Serum levels of glycated albumin, hsCRP, TNF-alpha and blood glycosylated hemoglobin A1c (HbA1c) were measured in 317 consecutive patients with T2DM and 309 normal controls. Patients with T2DM were grouped based upon coronary angiographic findings (Group I: 151 patients with normal coronary arteries; Group II: 166 patients with significant coronary stenosis [>70% luminal diameter narrowing]) and renal functional status evaluated by estimated creatinine clearance (CrCl) (normal renal function group: 187 patients with CrCl >90 mL/min; mild renal insufficiency group: 103 patients with CrCl 60-90 mL/min; moderate renal insufficiency group: 27 patients with CrCl 30-60 mL/min).
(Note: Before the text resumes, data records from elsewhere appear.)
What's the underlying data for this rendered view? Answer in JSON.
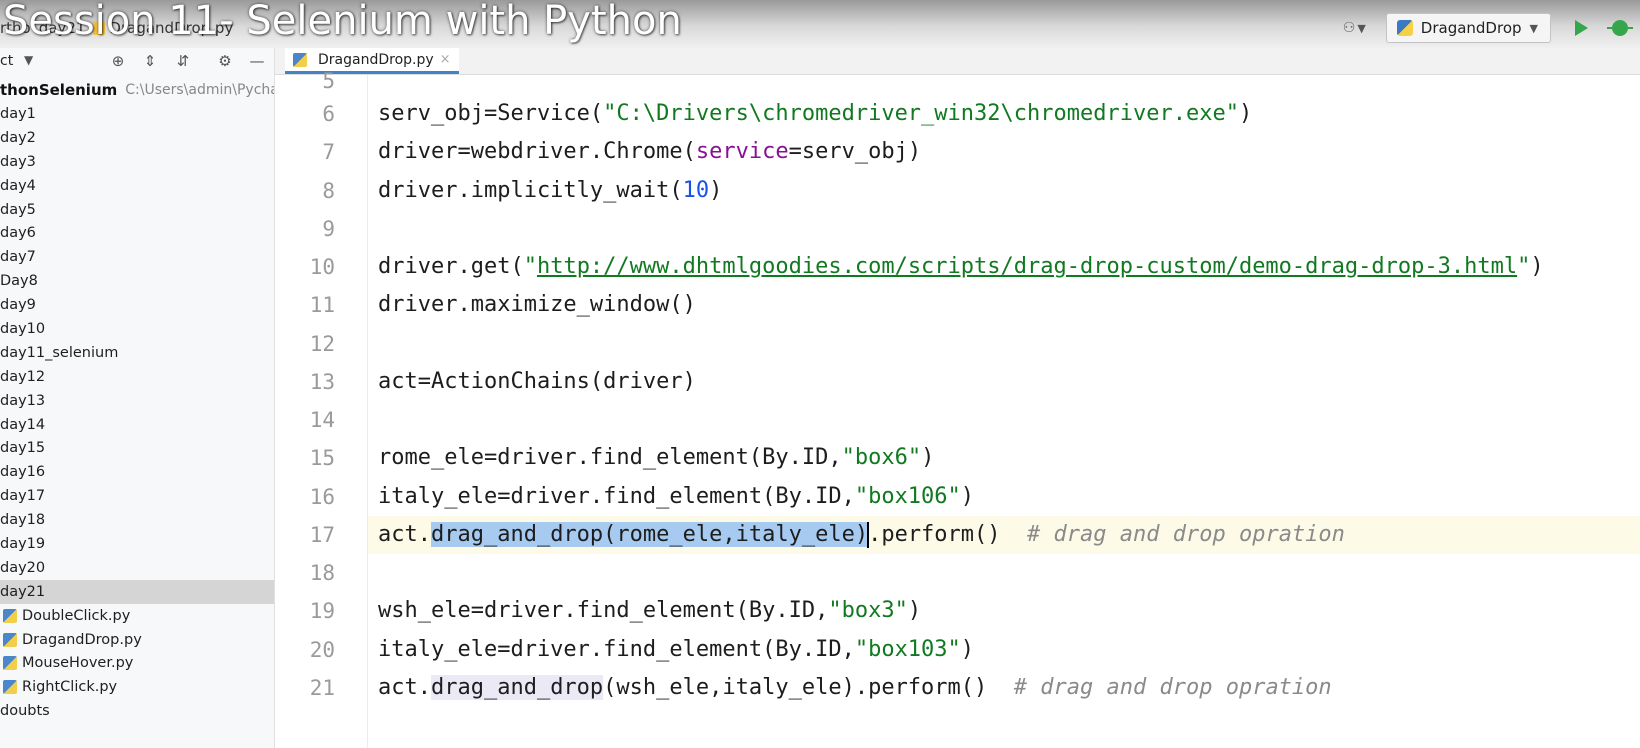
{
  "video_overlay_title": "Session 11- Selenium with Python",
  "navbar": {
    "crumb_1": "rtho",
    "crumb_2": "day21",
    "crumb_3": "DragandDrop.py"
  },
  "run_config": {
    "label": "DragandDrop"
  },
  "project_panel": {
    "toolbar_label": "ct",
    "root_name": "thonSelenium",
    "root_path": "C:\\Users\\admin\\Pycharm",
    "items": [
      {
        "label": "day1",
        "type": "folder"
      },
      {
        "label": "day2",
        "type": "folder"
      },
      {
        "label": "day3",
        "type": "folder"
      },
      {
        "label": "day4",
        "type": "folder"
      },
      {
        "label": "day5",
        "type": "folder"
      },
      {
        "label": "day6",
        "type": "folder"
      },
      {
        "label": "day7",
        "type": "folder"
      },
      {
        "label": "Day8",
        "type": "folder"
      },
      {
        "label": "day9",
        "type": "folder"
      },
      {
        "label": "day10",
        "type": "folder"
      },
      {
        "label": "day11_selenium",
        "type": "folder"
      },
      {
        "label": "day12",
        "type": "folder"
      },
      {
        "label": "day13",
        "type": "folder"
      },
      {
        "label": "day14",
        "type": "folder"
      },
      {
        "label": "day15",
        "type": "folder"
      },
      {
        "label": "day16",
        "type": "folder"
      },
      {
        "label": "day17",
        "type": "folder"
      },
      {
        "label": "day18",
        "type": "folder"
      },
      {
        "label": "day19",
        "type": "folder"
      },
      {
        "label": "day20",
        "type": "folder"
      },
      {
        "label": "day21",
        "type": "folder",
        "selected": true
      },
      {
        "label": "DoubleClick.py",
        "type": "file"
      },
      {
        "label": "DragandDrop.py",
        "type": "file"
      },
      {
        "label": "MouseHover.py",
        "type": "file"
      },
      {
        "label": "RightClick.py",
        "type": "file"
      },
      {
        "label": "doubts",
        "type": "folder"
      }
    ]
  },
  "editor": {
    "tab_label": "DragandDrop.py",
    "tab_close": "×",
    "first_line_number": "5",
    "lines": [
      {
        "num": "6",
        "segments": [
          {
            "t": "serv_obj=Service(",
            "c": ""
          },
          {
            "t": "\"C:\\Drivers\\chromedriver_win32\\chromedriver.exe\"",
            "c": "str"
          },
          {
            "t": ")",
            "c": ""
          }
        ]
      },
      {
        "num": "7",
        "segments": [
          {
            "t": "driver=webdriver.Chrome(",
            "c": ""
          },
          {
            "t": "service",
            "c": "kw"
          },
          {
            "t": "=serv_obj)",
            "c": ""
          }
        ]
      },
      {
        "num": "8",
        "segments": [
          {
            "t": "driver.implicitly_wait(",
            "c": ""
          },
          {
            "t": "10",
            "c": "num"
          },
          {
            "t": ")",
            "c": ""
          }
        ]
      },
      {
        "num": "9",
        "segments": []
      },
      {
        "num": "10",
        "segments": [
          {
            "t": "driver.get(",
            "c": ""
          },
          {
            "t": "\"",
            "c": "str"
          },
          {
            "t": "http://www.dhtmlgoodies.com/scripts/drag-drop-custom/demo-drag-drop-3.html",
            "c": "url"
          },
          {
            "t": "\"",
            "c": "str"
          },
          {
            "t": ")",
            "c": ""
          }
        ]
      },
      {
        "num": "11",
        "segments": [
          {
            "t": "driver.maximize_window()",
            "c": ""
          }
        ]
      },
      {
        "num": "12",
        "segments": []
      },
      {
        "num": "13",
        "segments": [
          {
            "t": "act=ActionChains(driver)",
            "c": ""
          }
        ]
      },
      {
        "num": "14",
        "segments": []
      },
      {
        "num": "15",
        "segments": [
          {
            "t": "rome_ele=driver.find_element(By.ID,",
            "c": ""
          },
          {
            "t": "\"box6\"",
            "c": "str"
          },
          {
            "t": ")",
            "c": ""
          }
        ]
      },
      {
        "num": "16",
        "segments": [
          {
            "t": "italy_ele=driver.find_element(By.ID,",
            "c": ""
          },
          {
            "t": "\"box106\"",
            "c": "str"
          },
          {
            "t": ")",
            "c": ""
          }
        ]
      },
      {
        "num": "17",
        "current": true,
        "segments": [
          {
            "t": "act.",
            "c": ""
          },
          {
            "t": "drag_and_drop(rome_ele,italy_ele)",
            "c": "sel"
          },
          {
            "t": "|",
            "c": "caret"
          },
          {
            "t": ".perform()  ",
            "c": ""
          },
          {
            "t": "# drag and drop opration",
            "c": "cmt"
          }
        ]
      },
      {
        "num": "18",
        "segments": []
      },
      {
        "num": "19",
        "segments": [
          {
            "t": "wsh_ele=driver.find_element(By.ID,",
            "c": ""
          },
          {
            "t": "\"box3\"",
            "c": "str"
          },
          {
            "t": ")",
            "c": ""
          }
        ]
      },
      {
        "num": "20",
        "segments": [
          {
            "t": "italy_ele=driver.find_element(By.ID,",
            "c": ""
          },
          {
            "t": "\"box103\"",
            "c": "str"
          },
          {
            "t": ")",
            "c": ""
          }
        ]
      },
      {
        "num": "21",
        "segments": [
          {
            "t": "act.",
            "c": ""
          },
          {
            "t": "drag_and_drop",
            "c": "hl"
          },
          {
            "t": "(wsh_ele,italy_ele).perform()  ",
            "c": ""
          },
          {
            "t": "# drag and drop opration",
            "c": "cmt"
          }
        ]
      }
    ]
  },
  "colors": {
    "string": "#117a21",
    "number": "#1750eb",
    "keyword": "#871094",
    "comment": "#8a8a8a",
    "selection": "#a6caf0",
    "run_green": "#35a64b"
  }
}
Multivariate analysis was performed to determine independent risk factors for CAD and renal insufficiency in patients with T2DM.
Serum levels of glycated albumin, hsCRP and TNF-alpha were significantly higher in Group II than in controls (P<0.01) and Group I (P<0.01). A significant difference was found in glycated albumin, hsCRP and TNF-alpha levels among diabetic patients with mild, moderate renal insufficiency and normal renal function (P<0.05). These biochemical measurements correlated significantly with number of diseased coronary vessels (P<0.01) and status of renal function (P<0.05). No difference existed in HbA1c levels between Group II and Group I, and among patients with various CrCL stages. Multivariate analysis revealed that male gender, old age and serum levels of glycated albumin, hsCRP, TNF-alpha and lipoprotein (a) were independent risk factors for CAD, and older age, hypertension and glycated albumin were for CrCl <60 mL/min in diabetes.
Increased serum levels of glycated albumin, hsCRP and TNF-alpha are associated with the presence and severity of CAD and renal impairment in patients with T2DM.
本研究旨在确定2型糖尿病(T2DM)患者血清糖化白蛋白、高敏C反应蛋白(hsCRP)和肿瘤坏死因子(TNF)-α水平升高是否与冠状动脉疾病(CAD)风险增加及肾功能不全有关。
检测317例连续性T2DM患者和309例正常对照者的血清糖化白蛋白、hsCRP、TNF-α及糖化血红蛋白A1c(HbA1c)水平。根据冠状动脉造影结果将T2DM患者分组(I组:151例冠状动脉正常患者;II组:166例冠状动脉显著狭窄[管腔直径狭窄>70%]患者),并根据估算的肌酐清除率(CrCl)评估肾功能状态(肾功能正常组:187例CrCl>90 mL/min患者;轻度肾功能不全组:103例CrCl 60 - 90 mL/min患者;中度肾功能不全组:27例CrCl 30 - 60 mL/min患者)。进行多变量分析以确定T2DM患者CAD和肾功能不全的独立危险因素。
II组患者血清糖化白蛋白、hsCRP和TNF-α水平显著高于对照组(P<0.01)和I组(P<0.01)。轻度、中度肾功能不全及肾功能正常的糖尿病患者在糖化白蛋白、hsCRP和TNF-α水平上存在显著差异(P<0.05)。这些生化指标与病变冠状动脉血管数量(P<0.01)及肾功能状态(P<0.05)显著相关。II组与I组之间以及不同CrCl阶段患者的HbA1c水平无差异。多变量分析显示,男性、老年以及血清糖化白蛋白、hsCRP、TNF-α和脂蛋白(a)水平是CAD的独立危险因素,而老年、高血压和糖化白蛋白是糖尿病患者CrCl<60 mL/min的独立危险因素。
T2DM患者血清糖化白蛋白、hsCRP和TNF-α水平升高与CAD的存在及严重程度和肾功能损害相关。